Tak hanya mencari uang tambahan saja, rupanya Devi juga menyempatkan diri aktif di berbagai organisasi di kampusnya. Dia adalah anggota aktif dari Gerakan Mahasiswa Nasional Indonesia (GMNI), Solo Mengajar, dan pers mahasiswa. Namun itu semua tak membuat prestasinya mengendur.
Kini Devi telah lulus dengan lama studi hanya 3 tahun 6 bulan, sebuah waktu yang cepat untuk rata-rata mahasiswa Jurusan Ilmu Hukum di UNS. Usia yang masih belia membuat Devi bersemangat untuk meneruskan studi ke jenjang magister.

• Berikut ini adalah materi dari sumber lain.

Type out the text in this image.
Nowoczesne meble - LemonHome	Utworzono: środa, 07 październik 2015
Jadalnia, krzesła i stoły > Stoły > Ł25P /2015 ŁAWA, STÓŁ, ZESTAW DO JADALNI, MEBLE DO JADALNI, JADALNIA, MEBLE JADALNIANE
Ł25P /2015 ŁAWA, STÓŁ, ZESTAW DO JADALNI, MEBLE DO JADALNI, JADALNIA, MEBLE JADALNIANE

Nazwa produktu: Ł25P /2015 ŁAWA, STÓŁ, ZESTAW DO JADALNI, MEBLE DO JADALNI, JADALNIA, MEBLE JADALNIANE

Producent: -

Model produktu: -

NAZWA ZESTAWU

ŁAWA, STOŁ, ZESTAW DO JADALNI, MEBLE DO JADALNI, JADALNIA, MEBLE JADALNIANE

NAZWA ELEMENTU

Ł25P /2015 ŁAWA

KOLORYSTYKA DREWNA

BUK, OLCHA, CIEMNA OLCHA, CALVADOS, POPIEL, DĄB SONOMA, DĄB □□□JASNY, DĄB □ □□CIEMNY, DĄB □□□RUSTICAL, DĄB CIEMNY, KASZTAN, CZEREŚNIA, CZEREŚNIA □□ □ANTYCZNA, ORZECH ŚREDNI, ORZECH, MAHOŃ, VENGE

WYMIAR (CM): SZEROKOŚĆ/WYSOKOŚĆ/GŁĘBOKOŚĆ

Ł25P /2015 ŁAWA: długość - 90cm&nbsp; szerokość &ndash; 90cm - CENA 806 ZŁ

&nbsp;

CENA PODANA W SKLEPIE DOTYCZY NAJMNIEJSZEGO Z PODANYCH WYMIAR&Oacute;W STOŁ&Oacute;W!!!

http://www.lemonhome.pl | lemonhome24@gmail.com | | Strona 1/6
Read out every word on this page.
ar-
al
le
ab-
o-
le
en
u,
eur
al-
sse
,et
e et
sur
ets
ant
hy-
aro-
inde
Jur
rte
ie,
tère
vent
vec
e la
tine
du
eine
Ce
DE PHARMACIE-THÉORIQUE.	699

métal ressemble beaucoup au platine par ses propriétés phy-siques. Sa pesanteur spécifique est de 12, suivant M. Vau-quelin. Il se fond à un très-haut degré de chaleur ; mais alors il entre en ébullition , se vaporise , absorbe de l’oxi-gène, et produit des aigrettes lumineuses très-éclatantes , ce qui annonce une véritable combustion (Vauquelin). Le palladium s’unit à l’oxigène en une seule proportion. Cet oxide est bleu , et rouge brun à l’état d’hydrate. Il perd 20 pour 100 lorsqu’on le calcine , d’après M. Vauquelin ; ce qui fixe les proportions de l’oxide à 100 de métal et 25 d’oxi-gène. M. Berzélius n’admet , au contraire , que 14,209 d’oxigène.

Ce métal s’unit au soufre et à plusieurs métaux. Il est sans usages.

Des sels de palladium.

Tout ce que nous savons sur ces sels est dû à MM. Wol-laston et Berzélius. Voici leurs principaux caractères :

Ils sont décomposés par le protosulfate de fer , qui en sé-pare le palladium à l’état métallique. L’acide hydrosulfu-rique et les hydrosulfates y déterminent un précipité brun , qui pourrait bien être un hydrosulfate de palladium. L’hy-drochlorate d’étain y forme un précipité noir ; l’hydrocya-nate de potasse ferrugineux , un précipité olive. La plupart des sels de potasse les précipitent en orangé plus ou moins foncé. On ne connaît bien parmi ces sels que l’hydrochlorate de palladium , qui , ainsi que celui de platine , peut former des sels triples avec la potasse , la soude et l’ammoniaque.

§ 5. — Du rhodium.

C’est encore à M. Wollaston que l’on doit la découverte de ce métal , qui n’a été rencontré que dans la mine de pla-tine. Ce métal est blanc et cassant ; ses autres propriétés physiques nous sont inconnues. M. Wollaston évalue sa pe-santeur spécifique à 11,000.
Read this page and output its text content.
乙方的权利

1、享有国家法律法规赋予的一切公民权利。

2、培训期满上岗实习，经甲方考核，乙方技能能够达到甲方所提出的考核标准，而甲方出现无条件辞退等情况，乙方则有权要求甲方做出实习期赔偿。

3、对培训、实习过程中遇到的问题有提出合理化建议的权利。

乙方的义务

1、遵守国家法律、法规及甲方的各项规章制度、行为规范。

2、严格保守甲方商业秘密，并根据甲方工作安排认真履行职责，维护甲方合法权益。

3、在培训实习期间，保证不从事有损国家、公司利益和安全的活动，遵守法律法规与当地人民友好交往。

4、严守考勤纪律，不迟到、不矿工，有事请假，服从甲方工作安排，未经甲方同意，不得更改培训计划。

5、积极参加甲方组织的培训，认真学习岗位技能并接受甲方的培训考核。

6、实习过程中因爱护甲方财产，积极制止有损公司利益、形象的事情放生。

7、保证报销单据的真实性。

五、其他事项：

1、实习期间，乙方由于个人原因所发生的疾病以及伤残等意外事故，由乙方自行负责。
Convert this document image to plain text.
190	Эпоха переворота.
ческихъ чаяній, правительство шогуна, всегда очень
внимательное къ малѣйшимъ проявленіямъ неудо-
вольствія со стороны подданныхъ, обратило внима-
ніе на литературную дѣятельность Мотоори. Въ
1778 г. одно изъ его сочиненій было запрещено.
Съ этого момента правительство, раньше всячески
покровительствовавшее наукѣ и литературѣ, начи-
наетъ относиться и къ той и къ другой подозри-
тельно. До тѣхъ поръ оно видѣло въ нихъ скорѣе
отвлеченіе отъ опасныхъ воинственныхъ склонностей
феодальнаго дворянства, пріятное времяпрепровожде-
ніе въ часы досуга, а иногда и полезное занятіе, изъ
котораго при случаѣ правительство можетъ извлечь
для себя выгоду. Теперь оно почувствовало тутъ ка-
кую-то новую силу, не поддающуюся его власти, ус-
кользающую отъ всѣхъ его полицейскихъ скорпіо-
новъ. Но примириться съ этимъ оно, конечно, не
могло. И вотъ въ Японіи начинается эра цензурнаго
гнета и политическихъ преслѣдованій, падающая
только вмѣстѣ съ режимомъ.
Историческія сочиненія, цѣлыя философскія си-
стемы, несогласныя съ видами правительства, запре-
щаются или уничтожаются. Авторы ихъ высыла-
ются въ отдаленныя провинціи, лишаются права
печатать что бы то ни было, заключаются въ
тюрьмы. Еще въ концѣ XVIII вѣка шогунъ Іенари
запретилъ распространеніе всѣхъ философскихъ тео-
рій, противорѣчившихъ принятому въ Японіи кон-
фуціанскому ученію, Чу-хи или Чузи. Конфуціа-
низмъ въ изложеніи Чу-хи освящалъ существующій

"Sekarang saya mencari-cari beasiswa untuk S2. Kemarin sempat ada tawaran kuliah di Australia. Selain itu ada juga yang menawarkan jadi reporter, lalu dari ikatan alumni ada yang mengajak kerja di kejaksaan. Tapi belum tahu di kejaksaan wilayah mana," ungkap Devi.
Dia lalu bercerita bahwa menempuh jalur kuliah tidaklah biasa bagi pemuda-pemudi di kampungnya. Kebanyakan dari mereka bermimpi untuk menjadi TKW atau TKI yang sukses.
Lalu, apa jadinya kalau dia dulu jadi TKW dan tak kuliah?
"Dulu saya pengin jadi buruh pabrik atau jadi pembantu di Jepang. Tapi sekarang sudah berubah setelah kuliah. Saya ingin mencari beasiswa lalu sekolah lagi dan jadi dosen. Kita jangan berpikir menempuh pendidikan untuk kerja, tapi pendidikan untuk mengubah pola pikir," ujar Devi penuh semangat.
Mendapatkan beasiswa dan menjadi dosen adalah hal yang terpikir oleh Devi untuk masa depannya. Langkah itu juga dia ambil agar mendapat penghasilan tetap dan membantu pengobatan orang tuanya.
"Saya mau cari uang untuk biaya operasi katarak Bapak," ucap dia.